Certainly models of justice have been debated from the moment of the first crime committed. My intent was to point out that the restorative model has been around and has a history of application, true, in primarily indigenous, tribal cultures including many original native american cultures of North America. You know, those considered "primitive" by invading "western" cultures who brought a retributive model to bear and all of the other fantastic advantages the the European "advanced" culture.
The restorative model is essentially of the tribal council, or circle model. All parties involved, which included the community, were brought to the circle and how to most appropriately address and resolve the transgressions were brought to discussion.

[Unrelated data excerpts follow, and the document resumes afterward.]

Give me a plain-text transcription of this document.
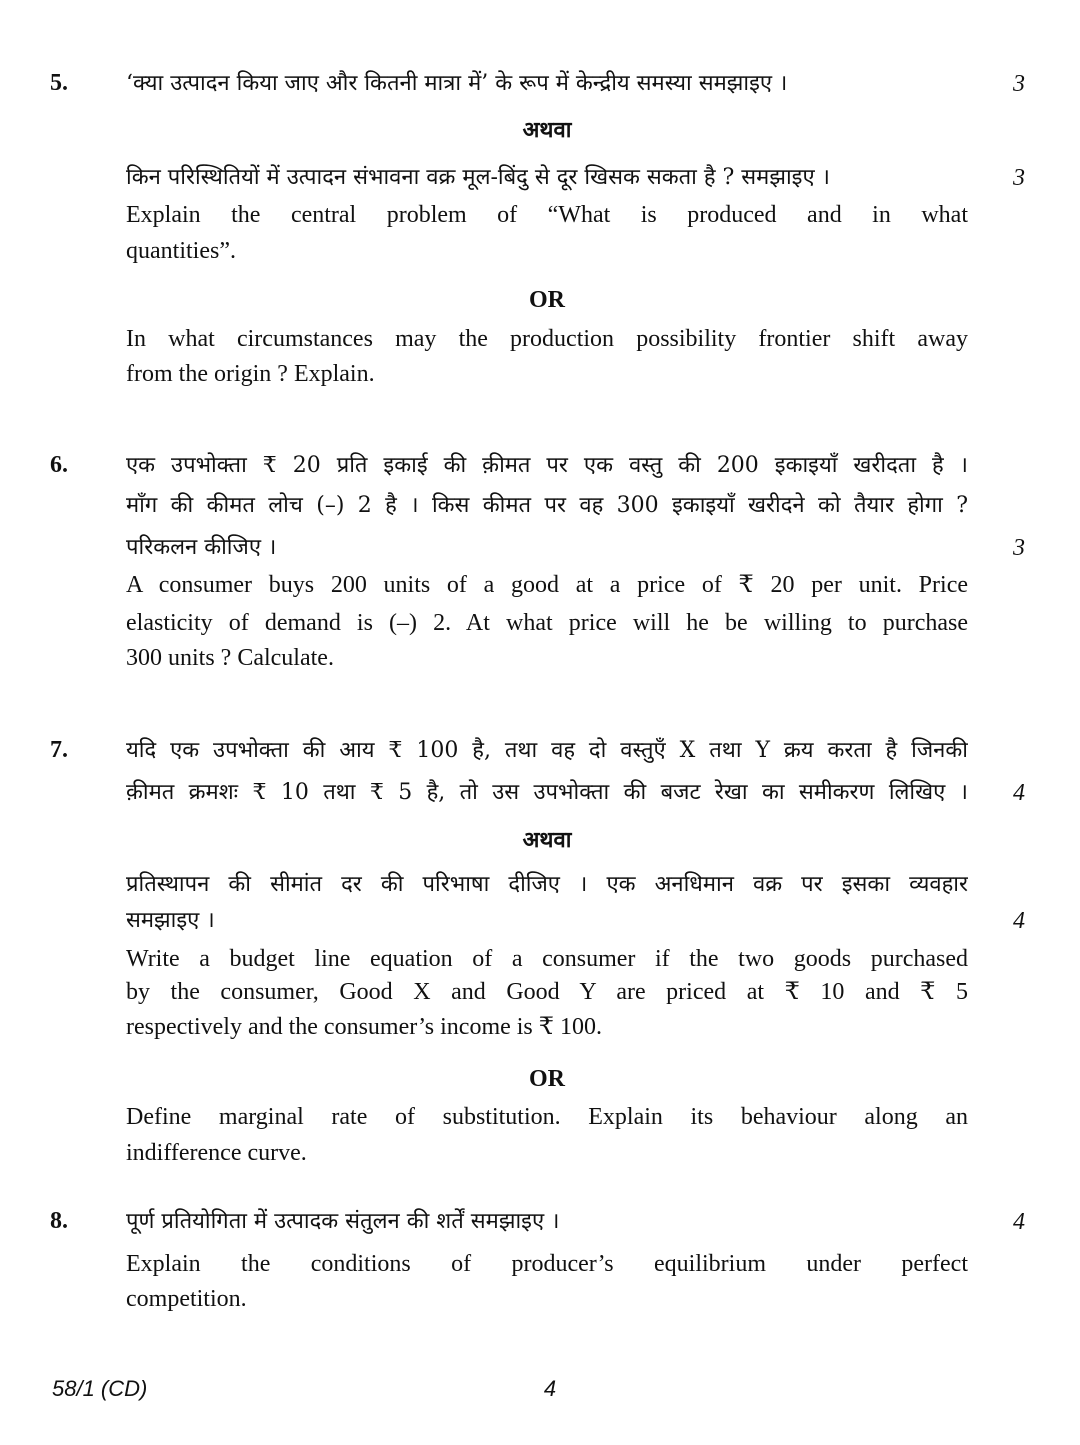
5.	‘क्या उत्पादन किया जाए और कितनी मात्रा में’ के रूप में केन्द्रीय समस्या समझाइए ।	3
अथवा
किन परिस्थितियों में उत्पादन संभावना वक्र मूल-बिंदु से दूर खिसक सकता है ? समझाइए ।	3
Explain the central problem of “What is produced and in what
quantities”.
OR
In what circumstances may the production possibility frontier shift away
from the origin ? Explain.
6.	एक उपभोक्ता ₹ 20 प्रति इकाई की क़ीमत पर एक वस्तु की 200 इकाइयाँ खरीदता है ।
माँग की कीमत लोच (–) 2 है । किस कीमत पर वह 300 इकाइयाँ खरीदने को तैयार होगा ?
परिकलन कीजिए ।	3
A consumer buys 200 units of a good at a price of ₹ 20 per unit. Price
elasticity of demand is (–) 2. At what price will he be willing to purchase
300 units ? Calculate.
7.	यदि एक उपभोक्ता की आय ₹ 100 है, तथा वह दो वस्तुएँ X तथा Y क्रय करता है जिनकी
क़ीमत क्रमशः ₹ 10 तथा ₹ 5 है, तो उस उपभोक्ता की बजट रेखा का समीकरण लिखिए ।	4
अथवा
प्रतिस्थापन की सीमांत दर की परिभाषा दीजिए । एक अनधिमान वक्र पर इसका व्यवहार
समझाइए ।	4
Write a budget line equation of a consumer if the two goods purchased
by the consumer, Good X and Good Y are priced at ₹ 10 and ₹ 5
respectively and the consumer’s income is ₹ 100.
OR
Define marginal rate of substitution. Explain its behaviour along an
indifference curve.
8.	पूर्ण प्रतियोगिता में उत्पादक संतुलन की शर्तें समझाइए ।	4
Explain the conditions of producer’s equilibrium under perfect
competition.
58/1 (CD)	4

It strikes me as much more humane, rather than perpetuating violence by state sanctioned lynchings regardless of the wishes of the parties involved, which strikes me as barbaric.

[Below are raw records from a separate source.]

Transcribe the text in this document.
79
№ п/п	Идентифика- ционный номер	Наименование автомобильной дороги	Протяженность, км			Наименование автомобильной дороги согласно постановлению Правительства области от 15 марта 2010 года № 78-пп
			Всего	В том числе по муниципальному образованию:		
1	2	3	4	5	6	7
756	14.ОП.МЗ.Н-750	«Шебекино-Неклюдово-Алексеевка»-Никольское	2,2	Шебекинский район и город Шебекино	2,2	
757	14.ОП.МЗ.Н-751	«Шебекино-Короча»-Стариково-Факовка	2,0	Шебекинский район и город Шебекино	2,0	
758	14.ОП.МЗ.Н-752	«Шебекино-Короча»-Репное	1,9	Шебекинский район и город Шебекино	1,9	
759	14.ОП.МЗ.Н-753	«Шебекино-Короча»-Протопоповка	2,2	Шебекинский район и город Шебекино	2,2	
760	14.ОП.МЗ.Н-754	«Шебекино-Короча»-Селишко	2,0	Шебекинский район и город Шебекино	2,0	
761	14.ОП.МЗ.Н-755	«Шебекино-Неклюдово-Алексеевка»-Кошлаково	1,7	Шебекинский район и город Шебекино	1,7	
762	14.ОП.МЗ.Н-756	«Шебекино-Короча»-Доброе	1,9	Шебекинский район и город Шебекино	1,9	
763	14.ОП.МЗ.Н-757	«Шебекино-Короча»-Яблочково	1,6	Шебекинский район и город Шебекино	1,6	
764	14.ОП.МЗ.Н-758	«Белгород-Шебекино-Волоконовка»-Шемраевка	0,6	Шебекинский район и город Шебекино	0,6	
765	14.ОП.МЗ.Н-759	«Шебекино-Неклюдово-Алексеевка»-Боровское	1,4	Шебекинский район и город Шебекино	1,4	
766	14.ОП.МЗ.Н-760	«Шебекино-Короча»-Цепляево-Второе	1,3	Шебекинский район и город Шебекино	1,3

Absolutely there are many barbaric justice models throughout history. To define a crime as against the state grants power from the people to the rulers. What other tipping of the balance of powers do the other retributive models grant, and to who? To what end?
The Restorative Justice model was brought to my attention when a victim interviewed by Amy Goodman on Democracy Now cited it as an alternative model that resonated with him as an alternative to the death penalty, a response that satisfied his opposition to the death penalty, despite the murder of his grandfather, and then years later, his daughter.

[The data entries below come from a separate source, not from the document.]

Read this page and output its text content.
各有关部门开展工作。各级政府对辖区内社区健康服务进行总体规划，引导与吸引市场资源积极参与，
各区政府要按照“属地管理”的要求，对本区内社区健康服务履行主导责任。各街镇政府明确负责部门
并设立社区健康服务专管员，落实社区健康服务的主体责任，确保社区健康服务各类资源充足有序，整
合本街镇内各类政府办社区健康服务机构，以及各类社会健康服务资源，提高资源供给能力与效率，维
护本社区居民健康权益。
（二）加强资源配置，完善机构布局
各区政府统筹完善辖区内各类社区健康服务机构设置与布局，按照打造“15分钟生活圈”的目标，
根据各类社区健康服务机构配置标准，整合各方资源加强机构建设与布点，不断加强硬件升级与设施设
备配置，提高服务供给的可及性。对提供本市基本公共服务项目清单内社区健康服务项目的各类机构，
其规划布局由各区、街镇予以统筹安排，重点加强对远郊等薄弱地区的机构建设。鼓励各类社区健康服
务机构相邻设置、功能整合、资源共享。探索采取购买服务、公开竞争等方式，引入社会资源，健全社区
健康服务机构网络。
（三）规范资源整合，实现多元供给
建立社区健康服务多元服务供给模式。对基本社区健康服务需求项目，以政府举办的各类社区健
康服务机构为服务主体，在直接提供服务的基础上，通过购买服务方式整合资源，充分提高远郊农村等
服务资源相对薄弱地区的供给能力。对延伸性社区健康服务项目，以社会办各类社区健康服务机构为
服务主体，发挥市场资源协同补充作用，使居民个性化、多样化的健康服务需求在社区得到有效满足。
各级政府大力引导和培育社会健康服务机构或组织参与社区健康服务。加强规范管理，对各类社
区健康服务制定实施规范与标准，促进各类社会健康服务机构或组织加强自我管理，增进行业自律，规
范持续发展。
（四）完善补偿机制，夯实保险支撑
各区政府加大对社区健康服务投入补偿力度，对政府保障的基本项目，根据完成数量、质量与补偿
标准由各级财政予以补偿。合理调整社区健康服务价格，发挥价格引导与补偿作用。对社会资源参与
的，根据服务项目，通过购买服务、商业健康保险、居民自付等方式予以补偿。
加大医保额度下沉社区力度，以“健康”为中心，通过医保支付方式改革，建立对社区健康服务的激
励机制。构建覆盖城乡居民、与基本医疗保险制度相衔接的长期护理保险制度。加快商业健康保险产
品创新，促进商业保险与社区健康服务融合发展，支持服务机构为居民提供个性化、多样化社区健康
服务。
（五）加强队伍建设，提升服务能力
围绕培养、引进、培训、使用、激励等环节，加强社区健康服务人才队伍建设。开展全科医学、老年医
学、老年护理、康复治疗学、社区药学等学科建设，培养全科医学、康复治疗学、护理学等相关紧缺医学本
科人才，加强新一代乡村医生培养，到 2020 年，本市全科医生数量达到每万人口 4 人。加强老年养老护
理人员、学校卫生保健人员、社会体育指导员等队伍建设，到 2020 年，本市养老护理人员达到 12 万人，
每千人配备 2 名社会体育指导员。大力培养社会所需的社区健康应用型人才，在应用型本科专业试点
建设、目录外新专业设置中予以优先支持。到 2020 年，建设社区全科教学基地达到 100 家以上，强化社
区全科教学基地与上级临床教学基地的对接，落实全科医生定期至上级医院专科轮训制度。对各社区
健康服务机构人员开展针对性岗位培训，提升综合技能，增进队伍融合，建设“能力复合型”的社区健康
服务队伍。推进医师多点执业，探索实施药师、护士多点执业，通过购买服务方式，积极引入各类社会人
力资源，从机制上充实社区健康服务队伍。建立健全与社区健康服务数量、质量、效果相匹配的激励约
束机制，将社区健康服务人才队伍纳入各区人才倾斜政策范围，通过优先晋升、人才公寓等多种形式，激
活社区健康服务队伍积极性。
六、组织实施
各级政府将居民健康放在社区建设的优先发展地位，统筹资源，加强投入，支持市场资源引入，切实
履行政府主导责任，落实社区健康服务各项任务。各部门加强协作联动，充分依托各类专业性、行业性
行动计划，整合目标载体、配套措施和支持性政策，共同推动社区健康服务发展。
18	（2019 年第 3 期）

I'm unclear why an epic poem is cited as an argument of the validity of state sanctioned lynchings. Isn't the "eye for an eye" model obviously an example of the retributive model? We will all be blind. Now that strikes me as a myopic view.
neal
And because the poem is itself a meditation on the nature of what makes a good ruler in the Anglo-Saxon period; what must a ruler do? What are his obligations? How does he serve justice? These are all topics that the poem takes on in direct ways, giving us a historical insight into the nature of how that society functioned. One specific example is that Beowulf is given an extended speaking part in which he talks about how the restitutive nature of AS society leads inevitably to a society-wide conflict; weregild as a concept (an attempt at restitutive justice) fails ultimately because restitution alone doesn't satisfy the human condition. Anger remains, hatred simmers, and finally old arguments break out anew, plunging not just the individuals or even clans, but whole societies into war, chaos, and perhaps destruction.
I'm not against restitution by any means; as I said above, we overuse punishment, and underuse training/teaching. That doesn't absolve us, though, from dealing with the nastier versions of humanity in a way that makes us all safer, whatever the so-called "ethics" of the situation are. Ethics are not real, nor are they even meaningful; they change from place to place, time to time, people to people. Instead, let us ask "What is the greatest good, to the most people?" Because that answer frees us from the logical fallacies that ethics give rise to; because that enables us to cross those boundaries of place, time and culture more easily and more convincingly.
If you wish, take what I said this way: I've already asserted that I support your efforts to be more radical; it is my wish that I might challenge you to sharpen your thinking and hone your arguments so that when you encounter those who would bar your way, you might win them over through your careful use of the rhetorical tools at your disposal, rather than have your otherwise sane and humanist arguments swept aside due to a secondary error, assumption or flaw in your argument.